You can download video games to your console, or get them on a game card or disc, but in the 1970s, there was only one game per game system until game cartridges were invented. The leadership of electronic engineer and “Father of Modern Gaming” Jerry Lawson made that happen.
As the director of engineering and marketing for Fairchild Semiconductor’s video game division, Lawson and his team of engineers revolutionized video games with the development of the Fairchild Channel F, an Atari 2600 competitor and the first console that used game cartridges—external storage cases for each game.
The two-minute 2017 video above, from filmmaker R. Cadell Cook, tells the story of how Gerald “Jerry” Lawson changed the (video) game. Some context from Engadget:
It’s hard to fathom today, but trying to make removable game cartridges was an incredibly new concept in the ’70s. Lawson and his team at Fairchild had no clue how the cartridges would fare after being plugged in and out multiple times — remember, nobody had ever done it before. The company also caught the attention of the FCC, as it was aiming to deliver the first consumer device with its own microprocessor…

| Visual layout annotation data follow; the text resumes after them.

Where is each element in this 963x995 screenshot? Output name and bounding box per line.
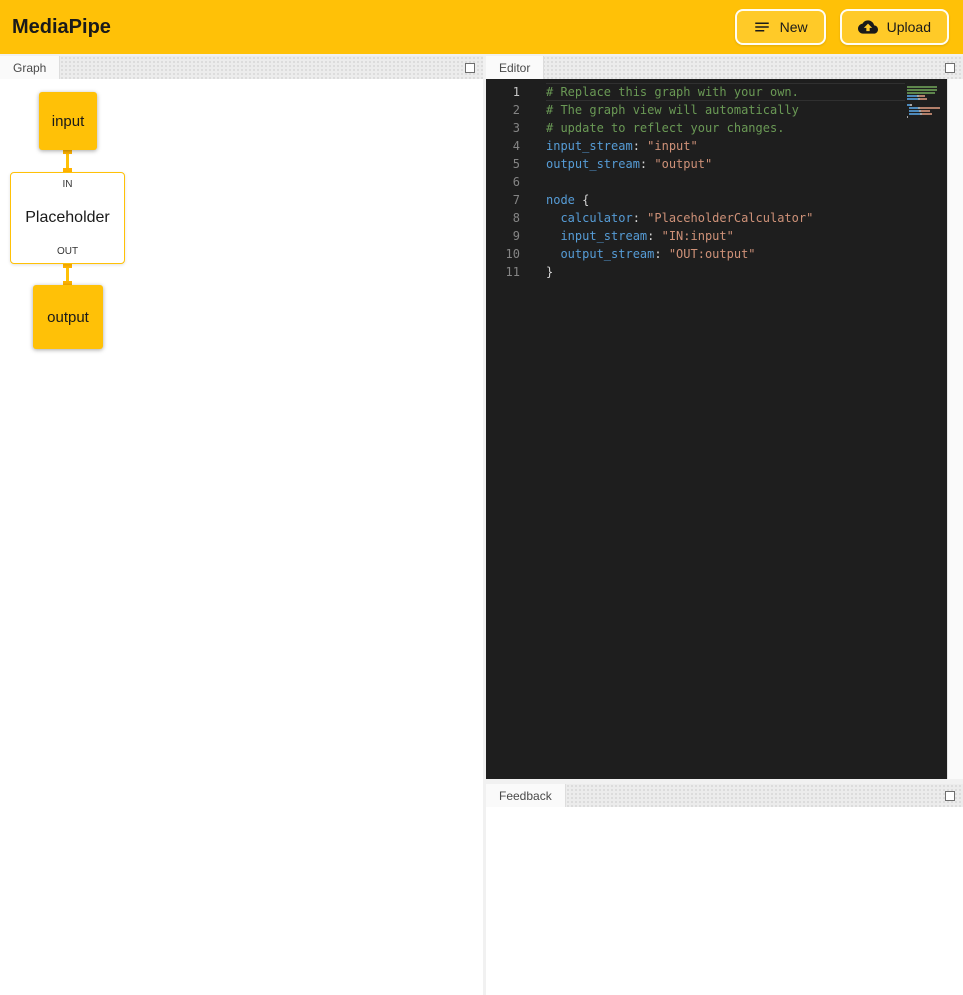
graph-node-placeholder[interactable]: IN Placeholder OUT <box>10 172 125 264</box>
notes-icon <box>753 18 771 36</box>
editor-maximize-icon[interactable] <box>945 63 955 73</box>
line-numbers: 1234567891011 <box>486 79 532 779</box>
tab-editor[interactable]: Editor <box>486 56 544 79</box>
app-title: MediaPipe <box>10 16 111 39</box>
placeholder-in-port: IN <box>63 179 73 190</box>
code-editor[interactable]: 1234567891011 # Replace this graph with … <box>486 79 963 779</box>
editor-panel: Editor 1234567891011 # Replace this grap… <box>486 56 963 779</box>
feedback-maximize-icon[interactable] <box>945 791 955 801</box>
tab-feedback-label: Feedback <box>499 789 552 803</box>
upload-button-label: Upload <box>887 19 931 35</box>
right-column: Editor 1234567891011 # Replace this grap… <box>486 56 963 995</box>
feedback-panel: Feedback <box>486 784 963 995</box>
graph-panel-tabbar: Graph <box>0 56 483 79</box>
graph-node-input[interactable]: input <box>39 92 97 150</box>
tab-graph-label: Graph <box>13 61 46 75</box>
editor-code[interactable]: # Replace this graph with your own.# The… <box>532 79 905 779</box>
graph-panel: Graph input IN Placeholder OUT output <box>0 56 483 995</box>
main-layout: Graph input IN Placeholder OUT output <box>0 54 963 995</box>
cloud-upload-icon <box>858 17 878 37</box>
graph-maximize-icon[interactable] <box>465 63 475 73</box>
header-actions: New Upload <box>735 9 953 45</box>
upload-button[interactable]: Upload <box>840 9 949 45</box>
minimap[interactable] <box>905 79 947 779</box>
feedback-content <box>486 807 963 995</box>
graph-node-output-label: output <box>47 309 89 326</box>
tab-graph[interactable]: Graph <box>0 56 60 79</box>
new-button[interactable]: New <box>735 9 826 45</box>
graph-node-output[interactable]: output <box>33 285 103 349</box>
new-button-label: New <box>780 19 808 35</box>
editor-scrollbar[interactable] <box>947 79 963 779</box>
editor-panel-tabbar: Editor <box>486 56 963 79</box>
graph-canvas[interactable]: input IN Placeholder OUT output <box>0 79 483 995</box>
graph-node-input-label: input <box>52 113 85 130</box>
feedback-panel-tabbar: Feedback <box>486 784 963 807</box>
tab-editor-label: Editor <box>499 61 530 75</box>
app-header: MediaPipe New Upload <box>0 0 963 54</box>
placeholder-node-label: Placeholder <box>25 209 110 227</box>
tab-feedback[interactable]: Feedback <box>486 784 566 807</box>
placeholder-out-port: OUT <box>57 246 78 257</box>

That team, which included Wallace Kirschner, Lawrence Haskel, Ron Smith, and Nick Talesfore, had a lot of challenges to solve for. From Fast Company’s Benj Edwards:
In an interview with Lawson I conducted in 2009, he touched upon the fears the Channel F team had in designing cartridge circuitry durable enough to withstand physical shock, thousands of insertions without breakage, and worst of all, electrostatic discharge. A stray zap of static electricity can easily fry an unprotected semiconductor chip.

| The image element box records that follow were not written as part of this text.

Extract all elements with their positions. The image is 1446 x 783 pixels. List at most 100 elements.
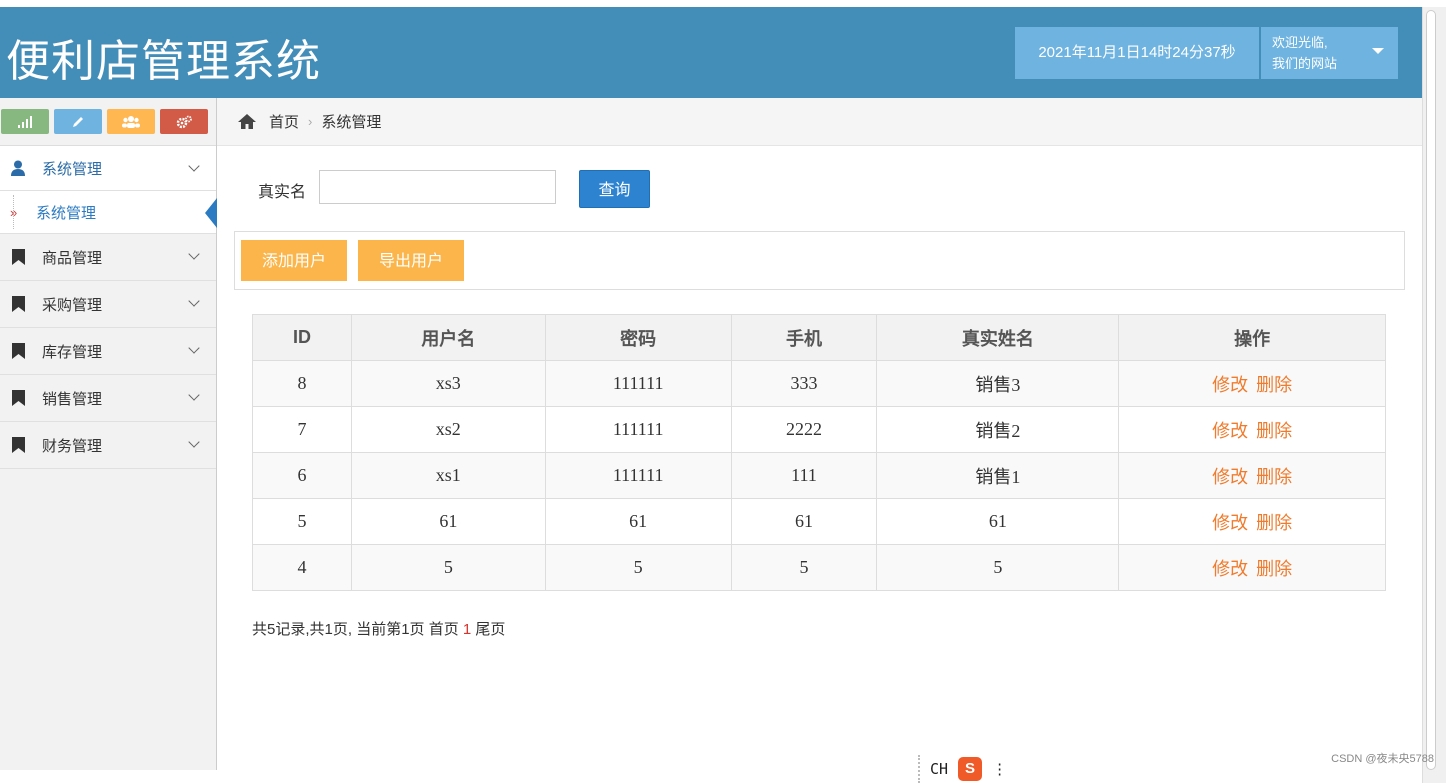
chevron-down-icon	[188, 389, 200, 401]
cell-id: 4	[252, 544, 352, 591]
export-user-button[interactable]: 导出用户	[358, 240, 464, 281]
bookmark-icon	[10, 343, 26, 359]
chevron-down-icon	[188, 436, 200, 448]
pencil-icon	[73, 116, 83, 127]
delete-link[interactable]: 删除	[1256, 421, 1292, 442]
table-row: 7 xs2 111111 2222 销售2 修改 删除	[252, 406, 1386, 453]
edit-link[interactable]: 修改	[1212, 375, 1248, 396]
sogou-logo-icon[interactable]: S	[958, 757, 983, 781]
col-header-id: ID	[252, 314, 352, 361]
ime-language[interactable]: CH	[930, 760, 948, 778]
sidebar-item-label: 销售管理	[42, 390, 103, 408]
home-icon	[238, 114, 256, 129]
cell-actions: 修改 删除	[1118, 544, 1386, 591]
delete-link[interactable]: 删除	[1256, 375, 1292, 396]
scrollbar-thumb[interactable]	[1426, 10, 1436, 770]
cogs-shortcut-button[interactable]	[160, 109, 208, 134]
chevron-down-icon	[188, 248, 200, 260]
cell-username: xs1	[350, 452, 546, 499]
cell-realname: 销售2	[876, 406, 1120, 453]
caret-down-icon	[1372, 48, 1384, 54]
user-table: ID 用户名 密码 手机 真实姓名 操作 8 xs3 111111 333 销售…	[252, 314, 1386, 591]
cell-password: 5	[544, 544, 732, 591]
edit-link[interactable]: 修改	[1212, 513, 1248, 534]
cell-phone: 333	[730, 360, 878, 407]
pagination-first-link[interactable]: 首页	[429, 621, 459, 638]
add-user-button[interactable]: 添加用户	[241, 240, 347, 281]
bookmark-icon	[10, 437, 26, 453]
sidebar-item-system[interactable]: 系统管理	[0, 146, 216, 191]
bookmark-icon	[10, 390, 26, 406]
cell-realname: 5	[876, 544, 1120, 591]
query-button[interactable]: 查询	[579, 170, 650, 208]
user-icon	[10, 160, 26, 176]
angle-right-icon: ›	[308, 114, 313, 129]
cell-username: 5	[350, 544, 546, 591]
users-icon	[122, 115, 140, 128]
cell-id: 6	[252, 452, 352, 499]
breadcrumb-home-link[interactable]: 首页	[269, 111, 299, 132]
app-title: 便利店管理系统	[6, 36, 321, 87]
cell-realname: 销售1	[876, 452, 1120, 499]
realname-search-input[interactable]	[319, 170, 556, 204]
user-menu[interactable]: 欢迎光临, 我们的网站	[1261, 27, 1398, 79]
delete-link[interactable]: 删除	[1256, 513, 1292, 534]
pagination-summary: 共5记录,共1页, 当前第1页	[252, 621, 425, 638]
col-header-phone: 手机	[730, 314, 878, 361]
signal-icon	[18, 115, 32, 128]
cell-actions: 修改 删除	[1118, 498, 1386, 545]
cell-phone: 2222	[730, 406, 878, 453]
pencil-shortcut-button[interactable]	[54, 109, 102, 134]
edit-link[interactable]: 修改	[1212, 421, 1248, 442]
delete-link[interactable]: 删除	[1256, 559, 1292, 580]
sidebar-item-label: 采购管理	[42, 296, 103, 314]
pagination: 共5记录,共1页, 当前第1页 首页 1 尾页	[252, 618, 505, 639]
cell-actions: 修改 删除	[1118, 360, 1386, 407]
users-shortcut-button[interactable]	[107, 109, 155, 134]
chevron-down-icon	[188, 160, 200, 172]
action-bar: 添加用户 导出用户	[234, 231, 1405, 290]
sidebar-item-finance[interactable]: 财务管理	[0, 422, 216, 469]
cell-password: 111111	[544, 452, 732, 499]
cell-password: 111111	[544, 360, 732, 407]
sidebar-subitem-system[interactable]: » 系统管理	[0, 191, 217, 234]
sidebar-item-label: 财务管理	[42, 437, 103, 455]
vertical-scrollbar[interactable]	[1422, 7, 1446, 783]
pagination-current-page[interactable]: 1	[463, 621, 471, 638]
table-row: 6 xs1 111111 111 销售1 修改 删除	[252, 452, 1386, 499]
sidebar-item-purchase[interactable]: 采购管理	[0, 281, 216, 328]
sidebar-item-sales[interactable]: 销售管理	[0, 375, 216, 422]
sidebar-item-goods[interactable]: 商品管理	[0, 234, 216, 281]
sidebar-item-label: 系统管理	[42, 160, 103, 178]
cell-username: 61	[350, 498, 546, 545]
header-bar: 便利店管理系统 2021年11月1日14时24分37秒 欢迎光临, 我们的网站	[0, 7, 1422, 98]
breadcrumb: 首页 › 系统管理	[217, 98, 1422, 146]
edit-link[interactable]: 修改	[1212, 559, 1248, 580]
sidebar-item-inventory[interactable]: 库存管理	[0, 328, 216, 375]
sidebar-item-label: 商品管理	[42, 249, 103, 267]
cell-password: 61	[544, 498, 732, 545]
ime-toolbar: CH S ⋮	[918, 755, 1007, 783]
cell-phone: 111	[730, 452, 878, 499]
chevron-down-icon	[188, 342, 200, 354]
delete-link[interactable]: 删除	[1256, 467, 1292, 488]
cell-username: xs3	[350, 360, 546, 407]
sidebar-subitem-label: 系统管理	[36, 204, 97, 222]
top-strip	[0, 0, 1422, 7]
table-row: 8 xs3 111111 333 销售3 修改 删除	[252, 360, 1386, 407]
edit-link[interactable]: 修改	[1212, 467, 1248, 488]
pagination-last-link[interactable]: 尾页	[475, 621, 505, 638]
signal-shortcut-button[interactable]	[1, 109, 49, 134]
cell-id: 5	[252, 498, 352, 545]
col-header-realname: 真实姓名	[876, 314, 1120, 361]
cell-realname: 61	[876, 498, 1120, 545]
col-header-actions: 操作	[1118, 314, 1386, 361]
col-header-username: 用户名	[350, 314, 546, 361]
cell-id: 7	[252, 406, 352, 453]
sidebar: 系统管理 » 系统管理 商品管理 采购管理 库存管理 销售管理 财务管理	[0, 98, 217, 770]
cell-actions: 修改 删除	[1118, 406, 1386, 453]
ime-menu-icon[interactable]: ⋮	[992, 760, 1007, 778]
table-row: 5 61 61 61 61 修改 删除	[252, 498, 1386, 545]
cell-password: 111111	[544, 406, 732, 453]
cell-id: 8	[252, 360, 352, 407]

“We were afraid–we didn’t have statistics on multiple insertion and what it would do, and how we would do it, because it wasn’t done,” said Lawson. “I mean, think about it: Nobody had the capability of plugging in memory devices in mass quantity like in a consumer product. Nobody.”
There’s more about Lawson’s contributions in Ars Technica. Plus, read this interview with Jerry Lawson in Vintage Computing and see The Strong National Museum of Play’s Gerald A. ‘Jerry’ Lawson Collection. They write:
The Channel F’s removable game cartridges transformed the industry, providing consumers with an ever-growing variety of individual games to purchase and play in a market previously dominated by dedicated home Pong consoles. The video game cartridge also allowed many new game developers to thrive. During the early 1980s, Lawson left Fairchild and founded Video Soft, a promising engineering and game design company with several innovative game concepts such as developing the first three-dimensional video games (with the use of traditional 3-D glasses).